To estimate the prevalence of end-of-life decisions and to describe their characteristics and the preceding decision-making process in minors in Belgium.
Population-based postmortem anonymous physician survey.
All physicians signing the death certificates of all patients (N = 250) aged 1 to 17 years who died between June 2007 and November 2008 in Flanders, Belgium.
Prevalence and characteristics of end-of-life decisions and the preceding decision-making process.

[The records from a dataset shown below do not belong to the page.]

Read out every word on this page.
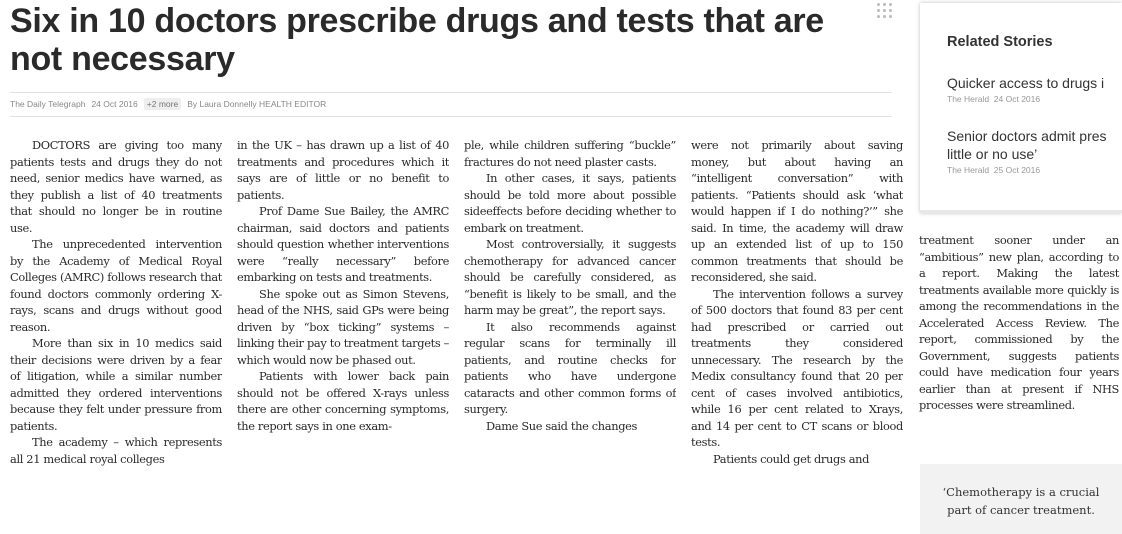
Six in 10 doctors prescribe drugs and tests that are not necessary
The Daily Telegraph 24 Oct 2016	+2 more	By Laura Donnelly HEALTH EDITOR

DOCTORS are giving too many patients tests and drugs they do not need, senior medics have warned, as they publish a list of 40 treatments that should no longer be in routine use.

The unprecedented intervention by the Academy of Medical Royal Colleges (AMRC) follows research that found doctors commonly ordering X-rays, scans and drugs without good reason.

More than six in 10 medics said their decisions were driven by a fear of litigation, while a similar number admitted they ordered interventions because they felt under pressure from patients.

The academy – which represents all 21 medical royal colleges

in the UK – has drawn up a list of 40 treatments and procedures which it says are of little or no benefit to patients.

Prof Dame Sue Bailey, the AMRC chairman, said doctors and patients should question whether interventions were “really necessary” before embarking on tests and treatments.

She spoke out as Simon Stevens, head of the NHS, said GPs were being driven by “box ticking” systems – linking their pay to treatment targets – which would now be phased out.

Patients with lower back pain should not be offered X-rays unless there are other concerning symptoms, the report says in one exam-

ple, while children suffering “buckle” fractures do not need plaster casts.

In other cases, it says, patients should be told more about possible sideeffects before deciding whether to embark on treatment.

Most controversially, it suggests chemotherapy for advanced cancer should be carefully considered, as “benefit is likely to be small, and the harm may be great”, the report says.

It also recommends against regular scans for terminally ill patients, and routine checks for patients who have undergone cataracts and other common forms of surgery.

Dame Sue said the changes

were not primarily about saving money, but about having an “intelligent conversation” with patients. “Patients should ask ‘what would happen if I do nothing?’” she said. In time, the academy will draw up an extended list of up to 150 common treatments that should be reconsidered, she said.

The intervention follows a survey of 500 doctors that found 83 per cent had prescribed or carried out treatments they considered unnecessary. The research by the Medix consultancy found that 20 per cent of cases involved antibiotics, while 16 per cent related to Xrays, and 14 per cent to CT scans or blood tests.

Patients could get drugs and

Related Stories
Quicker access to drugs i
The Herald 24 Oct 2016
Senior doctors admit pres
little or no use’
The Herald 25 Oct 2016
treatment sooner under an “ambitious” new plan, according to a report. Making the latest treatments available more quickly is among the recommendations in the Accelerated Access Review. The report, commissioned by the Government, suggests patients could have medication four years earlier than at present if NHS processes were streamlined.
‘Chemotherapy is a crucial part of cancer treatment.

For 165 of the 250 deaths, a physician questionnaire was returned (70.5%). In 36.4%, death was preceded by an end-of-life decision. Drugs were administered to alleviate pain and symptoms with a possible life-shortening effect in 18.2% of all deaths, nontreatment decisions were made in 10.3%, and lethal drugs without the patient's explicit request were used in 7.9%. No cases of euthanasia, ie, the use of drugs with the explicit intention to hasten death at the patient's explicit request, were reported. Poor clinical prospects (84.6%) and low quality of life expectations (61.5%) were important reasons for the physicians to engage in end-of-life decisions. Parents were involved in decision making in 85.2% of these decisions, patients in 15.4%.
Medical end-of-life decisions are frequent in minors in Flanders, Belgium. Whereas parents were involved in most end-of-life decisions, the patients themselves were involved much less frequently, even when the ending of their lives was intended. At the time of decision making, patients were often comatose or the physicians deemed them incompetent or too young to be involved.